Murdoch est également devenu « un concept » pour les personnes qui travaillent directement sous ses ordres, écrit Wolff. Il y a des gens qui disent savoir ce qu’il veut. Cela décrit également un moment crucial de la nuit des élections 2020, lorsque Fox News a attribué les voix électorales de l’Arizona à Joe Biden en début de soirée, à la colère du camp Trump. Selon Wolff, cela a été précédé d’une série d’interprétations dans lesquelles le ressentiment de Murdoch a été décisif. « Il peut monter sur mon dos », se traduisait par l’autorisation d’attribuer l’Arizona à Biden. Prématuré, mais c’était vrai.
Trump et ses partisans ont forcé Fox News à produire une télévision de plus en plus radicale. L’année dernière, Fox News a réglé 787 millions de dollars avec le fabricant de machines à voter Dominion en raison des théories du complot diffusées par la chaîne à propos de l’entreprise à la suite de la défaite électorale de Trump.
Un autre paradoxe qui fait surface dans le livre de Wolff est l’appel des forces progressistes à Murdoch pour qu’il intervienne sur Fox News, pour l’amour du ciel. Exactement ce qui lui a toujours été reproché par les mêmes critiques : à savoir qu’il s’immisce dans la direction éditoriale de ses médias afin de poursuivre ses propres objectifs. Wolff appelle cela « l’ironie finale », à savoir que Murdoch « possède le média le plus puissant des États-Unis et que les ‘libéraux’ crient : intervenez ! Faire quelque chose! Mais il ne peut rien faire. Il ne sait pas comment procéder. »

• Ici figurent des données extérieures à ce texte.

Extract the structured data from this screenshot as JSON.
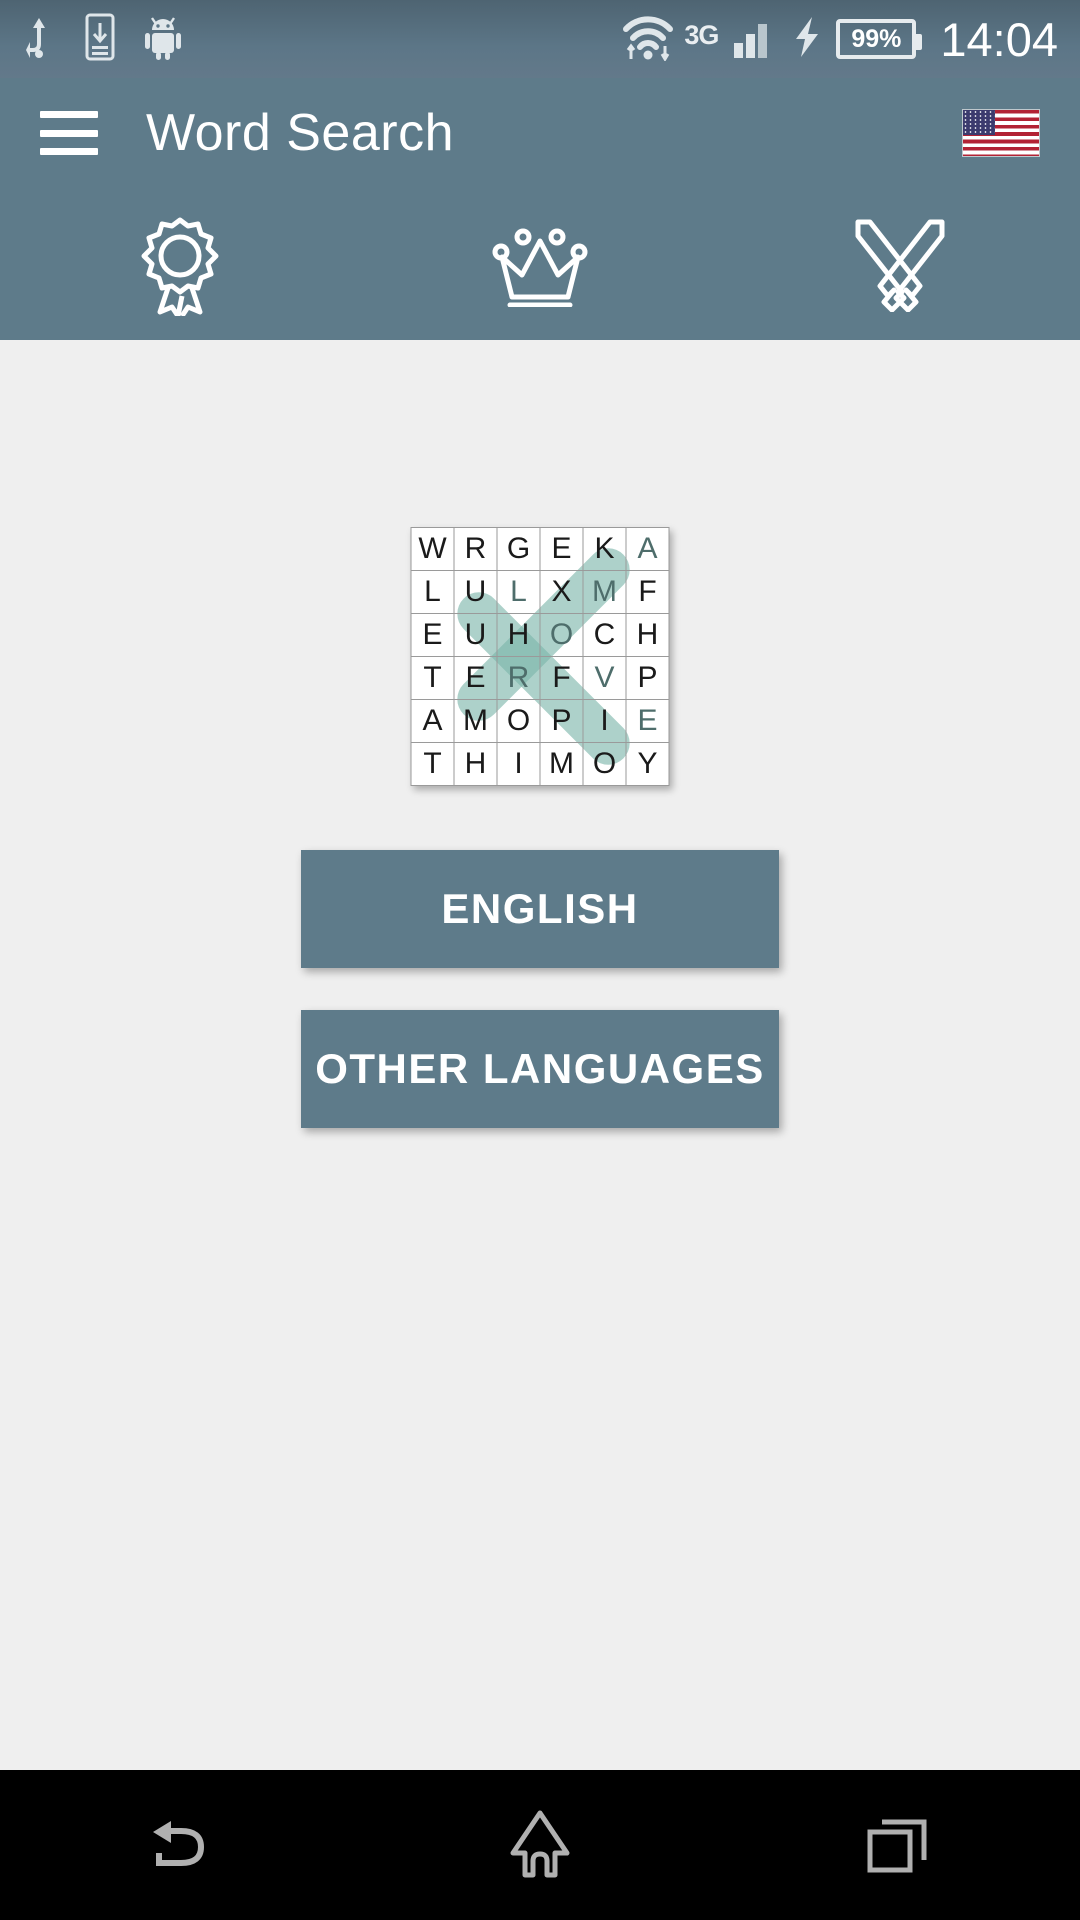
{
  "status_bar": {
    "left_icons": [
      "usb-icon",
      "screenshot-saved-icon",
      "android-robot-icon"
    ],
    "network_type": "3G",
    "battery_percent": "99%",
    "clock": "14:04",
    "right_icons": [
      "wifi-icon",
      "signal-bars-icon",
      "charging-bolt-icon",
      "battery-icon"
    ]
  },
  "app_bar": {
    "menu_icon": "hamburger-menu-icon",
    "title": "Word Search",
    "flag": "us-flag-icon",
    "icons": [
      {
        "name": "award-medal-icon"
      },
      {
        "name": "crown-icon"
      },
      {
        "name": "crossed-swords-icon"
      }
    ],
    "background_color": "#5e7b8a"
  },
  "board": {
    "rows": 6,
    "cols": 6,
    "letters": [
      [
        "W",
        "R",
        "G",
        "E",
        "K",
        "A"
      ],
      [
        "L",
        "U",
        "L",
        "X",
        "M",
        "F"
      ],
      [
        "E",
        "U",
        "H",
        "O",
        "C",
        "H"
      ],
      [
        "T",
        "E",
        "R",
        "F",
        "V",
        "P"
      ],
      [
        "A",
        "M",
        "O",
        "P",
        "I",
        "E"
      ],
      [
        "T",
        "H",
        "I",
        "M",
        "O",
        "Y"
      ]
    ],
    "highlight_color": "#7ab4aa",
    "highlighted_cells": [
      {
        "row": 0,
        "col": 5
      },
      {
        "row": 1,
        "col": 2
      },
      {
        "row": 1,
        "col": 4
      },
      {
        "row": 2,
        "col": 3
      },
      {
        "row": 3,
        "col": 2
      },
      {
        "row": 3,
        "col": 4
      },
      {
        "row": 4,
        "col": 5
      }
    ]
  },
  "buttons": {
    "english": "ENGLISH",
    "other_languages": "OTHER LANGUAGES",
    "color": "#5e7b8a"
  },
  "nav_bar": {
    "back": "back-icon",
    "home": "home-icon",
    "recents": "recents-icon"
  }
}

Il pourrait débrancher la prise.
« Théoriquement, oui. Mais c’est inimaginable et probablement impossible compte tenu des intérêts des actionnaires. Murdoch est, en un sens, prisonnier du succès. Si vous souhaitez changer le cap de Fox tout en sacrifiant les téléspectateurs et les bénéfices, cela va à l’encontre de votre devoir de réalisateur. Vous ne pouvez pas vous adresser à vos actionnaires et leur dire : nous allons maintenant faire quelque chose qui fera que l’entreprise vaudra la moitié. »
Son héritage le plus important est la radicalisation du parti républicain, même si cela n’était peut-être pas son intention.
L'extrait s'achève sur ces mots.